Do problem 6 from the end of Chapter 11 (1 point each). 

            0 0 0 0 -- no error
            0 0 0 1 -- disk not mounted
          * 0 0 1 0 -- disk not up to speed  (ERRNOSPIN)
            0 0 1 1 -- no such cylinder
            0 1 0 0 -- no such surface
            0 1 0 1 -- no such sector
            0 1 1 0 -- byte count larger than sector size
          * 1 0 0 0 -- formatting error      (ERRFORMAT)
          * 1 0 0 1 -- parity error          (ERRPARITY)
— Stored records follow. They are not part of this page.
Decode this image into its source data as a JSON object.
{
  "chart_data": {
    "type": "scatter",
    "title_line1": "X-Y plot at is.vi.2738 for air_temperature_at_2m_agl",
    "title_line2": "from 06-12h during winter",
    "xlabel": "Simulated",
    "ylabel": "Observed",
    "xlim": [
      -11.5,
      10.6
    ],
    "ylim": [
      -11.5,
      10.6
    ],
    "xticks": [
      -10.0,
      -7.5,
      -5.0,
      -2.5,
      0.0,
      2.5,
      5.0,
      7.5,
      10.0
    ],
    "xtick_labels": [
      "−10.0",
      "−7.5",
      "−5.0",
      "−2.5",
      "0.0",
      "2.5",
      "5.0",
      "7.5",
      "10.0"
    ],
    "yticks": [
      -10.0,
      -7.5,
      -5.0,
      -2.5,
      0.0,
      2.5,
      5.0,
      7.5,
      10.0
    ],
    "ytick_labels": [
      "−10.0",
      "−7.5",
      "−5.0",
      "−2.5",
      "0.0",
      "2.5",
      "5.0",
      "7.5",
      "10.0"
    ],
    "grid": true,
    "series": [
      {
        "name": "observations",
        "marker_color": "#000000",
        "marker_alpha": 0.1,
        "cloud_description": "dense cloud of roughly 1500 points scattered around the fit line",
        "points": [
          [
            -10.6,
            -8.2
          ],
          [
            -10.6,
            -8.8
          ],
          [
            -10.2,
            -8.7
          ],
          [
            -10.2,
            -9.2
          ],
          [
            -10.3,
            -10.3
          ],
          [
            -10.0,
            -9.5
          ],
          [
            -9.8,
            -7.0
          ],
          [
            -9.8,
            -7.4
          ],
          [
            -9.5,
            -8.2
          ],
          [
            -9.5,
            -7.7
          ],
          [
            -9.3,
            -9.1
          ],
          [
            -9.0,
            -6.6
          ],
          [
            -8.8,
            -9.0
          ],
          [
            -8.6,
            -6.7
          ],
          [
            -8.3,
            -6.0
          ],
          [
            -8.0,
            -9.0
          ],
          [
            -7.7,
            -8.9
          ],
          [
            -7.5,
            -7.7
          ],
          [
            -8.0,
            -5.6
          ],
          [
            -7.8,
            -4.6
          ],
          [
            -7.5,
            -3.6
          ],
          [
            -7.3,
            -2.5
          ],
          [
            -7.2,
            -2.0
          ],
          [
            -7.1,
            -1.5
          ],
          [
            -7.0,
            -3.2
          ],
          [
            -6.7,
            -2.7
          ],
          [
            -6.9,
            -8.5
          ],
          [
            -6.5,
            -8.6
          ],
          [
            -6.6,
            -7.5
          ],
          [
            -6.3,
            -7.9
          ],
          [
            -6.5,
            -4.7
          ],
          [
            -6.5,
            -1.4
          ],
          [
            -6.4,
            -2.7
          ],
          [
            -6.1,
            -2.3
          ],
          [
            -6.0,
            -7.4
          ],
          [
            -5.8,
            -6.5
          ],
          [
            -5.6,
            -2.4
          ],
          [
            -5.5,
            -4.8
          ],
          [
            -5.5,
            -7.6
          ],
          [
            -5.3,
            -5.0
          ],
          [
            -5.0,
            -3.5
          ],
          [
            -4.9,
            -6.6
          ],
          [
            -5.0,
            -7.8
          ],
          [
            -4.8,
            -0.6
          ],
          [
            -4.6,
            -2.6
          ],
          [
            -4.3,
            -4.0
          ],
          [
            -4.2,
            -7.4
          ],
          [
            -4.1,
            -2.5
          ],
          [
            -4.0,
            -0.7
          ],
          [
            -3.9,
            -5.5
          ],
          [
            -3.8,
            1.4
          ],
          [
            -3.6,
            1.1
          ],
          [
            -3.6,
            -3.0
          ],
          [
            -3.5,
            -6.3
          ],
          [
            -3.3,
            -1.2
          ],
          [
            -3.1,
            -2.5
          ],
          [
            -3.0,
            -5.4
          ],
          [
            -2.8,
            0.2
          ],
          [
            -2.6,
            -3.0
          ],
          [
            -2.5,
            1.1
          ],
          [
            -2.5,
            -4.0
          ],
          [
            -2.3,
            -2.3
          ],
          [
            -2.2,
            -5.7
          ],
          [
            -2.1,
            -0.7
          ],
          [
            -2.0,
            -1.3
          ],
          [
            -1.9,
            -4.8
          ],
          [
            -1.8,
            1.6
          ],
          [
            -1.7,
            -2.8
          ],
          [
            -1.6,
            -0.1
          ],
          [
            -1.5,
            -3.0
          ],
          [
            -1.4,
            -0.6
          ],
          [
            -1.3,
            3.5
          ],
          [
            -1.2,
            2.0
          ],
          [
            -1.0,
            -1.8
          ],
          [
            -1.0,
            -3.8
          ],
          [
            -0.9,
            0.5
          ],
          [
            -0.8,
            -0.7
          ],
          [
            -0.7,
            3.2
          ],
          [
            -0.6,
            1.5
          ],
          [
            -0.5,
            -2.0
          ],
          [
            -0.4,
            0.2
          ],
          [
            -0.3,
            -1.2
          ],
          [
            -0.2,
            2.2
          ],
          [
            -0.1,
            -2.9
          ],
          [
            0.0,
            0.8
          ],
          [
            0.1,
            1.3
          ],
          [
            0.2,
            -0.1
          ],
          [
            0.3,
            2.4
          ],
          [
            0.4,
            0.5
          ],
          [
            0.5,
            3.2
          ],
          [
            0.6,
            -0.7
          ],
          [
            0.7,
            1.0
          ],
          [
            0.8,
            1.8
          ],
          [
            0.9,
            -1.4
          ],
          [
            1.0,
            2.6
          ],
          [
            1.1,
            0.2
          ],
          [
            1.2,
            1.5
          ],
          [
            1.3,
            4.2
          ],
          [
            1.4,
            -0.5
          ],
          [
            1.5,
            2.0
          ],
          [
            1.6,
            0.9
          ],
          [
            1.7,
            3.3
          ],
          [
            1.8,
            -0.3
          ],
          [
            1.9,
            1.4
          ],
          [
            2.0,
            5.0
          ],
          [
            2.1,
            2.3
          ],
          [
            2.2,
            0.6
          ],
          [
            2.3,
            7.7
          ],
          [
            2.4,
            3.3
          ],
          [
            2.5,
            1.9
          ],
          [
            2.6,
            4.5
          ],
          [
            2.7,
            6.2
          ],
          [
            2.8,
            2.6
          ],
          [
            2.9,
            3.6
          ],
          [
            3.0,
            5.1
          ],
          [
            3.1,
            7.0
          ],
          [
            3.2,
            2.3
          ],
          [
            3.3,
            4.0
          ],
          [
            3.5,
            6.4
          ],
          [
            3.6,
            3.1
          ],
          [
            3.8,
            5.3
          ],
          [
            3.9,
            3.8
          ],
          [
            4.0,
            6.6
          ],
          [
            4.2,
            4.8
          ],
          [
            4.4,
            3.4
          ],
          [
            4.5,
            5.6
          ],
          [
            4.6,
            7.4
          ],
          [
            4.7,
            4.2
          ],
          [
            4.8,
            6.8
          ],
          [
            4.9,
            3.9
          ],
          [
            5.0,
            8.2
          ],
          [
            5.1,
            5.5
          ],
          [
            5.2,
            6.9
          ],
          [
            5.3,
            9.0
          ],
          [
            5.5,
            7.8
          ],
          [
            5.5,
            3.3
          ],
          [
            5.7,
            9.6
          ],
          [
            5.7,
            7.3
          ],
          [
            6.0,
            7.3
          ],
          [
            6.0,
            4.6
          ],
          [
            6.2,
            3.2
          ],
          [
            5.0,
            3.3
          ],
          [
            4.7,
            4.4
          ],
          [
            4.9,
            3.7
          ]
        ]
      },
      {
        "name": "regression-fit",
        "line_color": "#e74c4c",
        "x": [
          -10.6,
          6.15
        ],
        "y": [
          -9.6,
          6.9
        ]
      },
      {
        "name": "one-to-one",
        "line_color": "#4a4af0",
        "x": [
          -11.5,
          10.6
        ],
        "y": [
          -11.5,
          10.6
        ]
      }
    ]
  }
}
The starred error conditions might go away spontaneously if we wait a bit and retry the read or write attempt. The motor might manage to get the disk up to the required speed, and the formatting or parity error might have been caused by a transient problem such as a grain of dust or a bit of static electricity. All the others are unlikely to be corrected by a quick retry. 

	void diskread( char * buffer, int len, int cyl, int surf, int sect )
	{
	    int trycount;
	    int error;
	    for (;;) {
		/* first set up all the disk addressing registers */
		diskaddress( buffer, len, cyl, surf, sect );

		/* then issue the read command */
		outp( DISKCON, ON | READ );

		/* finally wait for the operation to complete */
		waitdiskdone();

		error = inp( DISKSTAT ) & ERRMSK;

		trycount ++;
		if (trycount > 3)    break;
		
		if (error == ERRNOSPIN) continue;
		if (error == ERRFORMAT) continue;
		if (error == ERRPARITY) continue;
		break;
	    }
	}

Do problem 11 from the end of Chapter 11 (1 point each).

The critical section involves enabling interrupts for the disk interrupt service routine. These interrupts might have been left disabled if the output queue was empty. If they were left disabled, the interrupt service routine cannot interrupt this critical section, so it is not a problem.

If, on the other hand, the output interrupts were already enabled, then one of the following lines in the interrupt service routine might get executed: 

		outp( DISKCON, WRITE + ON + IE )
		outp( DISKCON, READ + ON + IE );
		outp( DISKCON, IDLE + ON );

The risk here is that the diskread routine gets the old contents of the disk control register, changes just one bit, the IE bit, and then writes it back. If a disk interrupt occurs at any time after diskread reads the DISKCON register and before it restores the DISKCON register, the result will be that the new command written by the disk interrupt service routine will be overwritten by the value diskread saves. This could turn a read into a write or a write into a read!

Do problem 13 from the end of Chapter 11 (1 point each).

In the order given:
(1,2) start
(2,5) moves out 1, skip 4 requires 1 extra rev
(4,10) moves out 2, skip 6 requires 1 extra rev
(5,14) moves out 1, skip 4 requires 1 extra rev
(1,6) moves in 4, finish 1 rev skip 8 requires 1 extra rev
(3,11) moves out 2, skip 6 requires 1 extra rev

So, we take 5 extra revolutions plus 1 and 10/16 revolutions, or 6 10/16; the fractional part comes from the last minus the first sector number, plus one, all modulo sectors per track.

The best order is something like:
(1,2) start
(1,6) moves 0
(2,5) moves out 1, finish 1 rev, skip 4 requires no extra rev
(3,11) moves out 1, skip 4 requires no extra rev
(4,10) moves out 1, finish 2 revs, skip 4 requires no extra rev
(5,14) moves out 1, skip 4 requires 1 extra rev

This takes 3 full revolutions plus 13/16.